Die Kooperation zwischen Sölden und dem US-Skiteam rund um Lindsey Vonn und Ted Ligety besteht zwar weiterhin. Von einer Bevorzugung der USA gegenüber den Österreichern will man aber bei den Söldenern nichts wissen.

"Wenn behauptet wird, dass der ÖSV Nachteile hätte, dann ist das eine Lüge. Ich kann durch mehrere Fakten eindeutig belegen, dass dem nicht so ist", meinte Grüner.

"Bei den Trainings dürfen die Österreicher drei der vier Rennlinien verwenden, Sachen wie Pistenpullys werden ihnen kostenlos zur Verfügung gestellt", berichtete Grüner.

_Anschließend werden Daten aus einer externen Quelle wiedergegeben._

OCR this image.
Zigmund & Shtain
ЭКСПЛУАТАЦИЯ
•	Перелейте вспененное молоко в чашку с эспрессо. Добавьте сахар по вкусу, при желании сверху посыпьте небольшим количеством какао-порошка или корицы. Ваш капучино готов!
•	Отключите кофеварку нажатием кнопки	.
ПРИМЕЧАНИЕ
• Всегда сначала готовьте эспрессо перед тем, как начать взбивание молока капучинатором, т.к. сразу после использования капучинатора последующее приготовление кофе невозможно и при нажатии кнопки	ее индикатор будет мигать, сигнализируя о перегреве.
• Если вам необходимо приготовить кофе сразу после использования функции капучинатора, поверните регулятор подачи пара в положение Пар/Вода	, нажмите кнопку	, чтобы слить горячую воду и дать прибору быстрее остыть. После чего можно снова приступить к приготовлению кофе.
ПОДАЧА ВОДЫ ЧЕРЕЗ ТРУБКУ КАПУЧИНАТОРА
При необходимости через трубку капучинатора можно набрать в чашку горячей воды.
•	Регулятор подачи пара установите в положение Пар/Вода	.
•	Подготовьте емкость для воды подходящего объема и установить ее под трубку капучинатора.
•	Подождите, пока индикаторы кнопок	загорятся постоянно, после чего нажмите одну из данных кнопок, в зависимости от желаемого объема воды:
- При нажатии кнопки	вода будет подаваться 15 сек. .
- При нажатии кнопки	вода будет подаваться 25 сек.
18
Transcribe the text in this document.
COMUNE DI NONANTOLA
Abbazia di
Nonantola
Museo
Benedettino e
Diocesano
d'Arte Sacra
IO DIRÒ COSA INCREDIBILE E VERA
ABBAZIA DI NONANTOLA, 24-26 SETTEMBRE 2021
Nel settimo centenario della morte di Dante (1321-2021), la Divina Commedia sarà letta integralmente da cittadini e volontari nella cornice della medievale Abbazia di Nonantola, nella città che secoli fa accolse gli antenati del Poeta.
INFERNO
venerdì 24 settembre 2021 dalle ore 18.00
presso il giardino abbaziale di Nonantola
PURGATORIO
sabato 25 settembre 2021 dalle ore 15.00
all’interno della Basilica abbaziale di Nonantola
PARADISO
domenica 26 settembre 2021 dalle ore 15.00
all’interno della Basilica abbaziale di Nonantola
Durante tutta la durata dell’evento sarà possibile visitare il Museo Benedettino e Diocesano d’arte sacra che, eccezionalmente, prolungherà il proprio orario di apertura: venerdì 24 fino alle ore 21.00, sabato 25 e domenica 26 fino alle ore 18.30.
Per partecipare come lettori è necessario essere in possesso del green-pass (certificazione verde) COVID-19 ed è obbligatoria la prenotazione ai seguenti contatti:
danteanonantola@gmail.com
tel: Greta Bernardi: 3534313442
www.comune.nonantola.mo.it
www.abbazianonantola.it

"Heimvorteil haben wir keinen"

ÖSV-Superstar Marcel Hirscher stellte fest: "Heimvorteil haben wir keinen, das ist fix." Eine Situation, die nach Ansicht von Hirscher in allen anderen Alpinnationen undenkbar wäre.

"In den USA genießt das US-Team oberste Priorität. Der Rest muss sich hinten anstellen", meinte der dreifache Gesamtweltcupsieger aus Salzburg.

Die offizielle Schneekontrolle durch den internationalen Skiverband FIS geht in Sölden am Freitag über die Bühne. Von der FIS werden der neue Herren-Renndirektor Markus Waldner sowie von Damenseite Markus Mayr anreisen.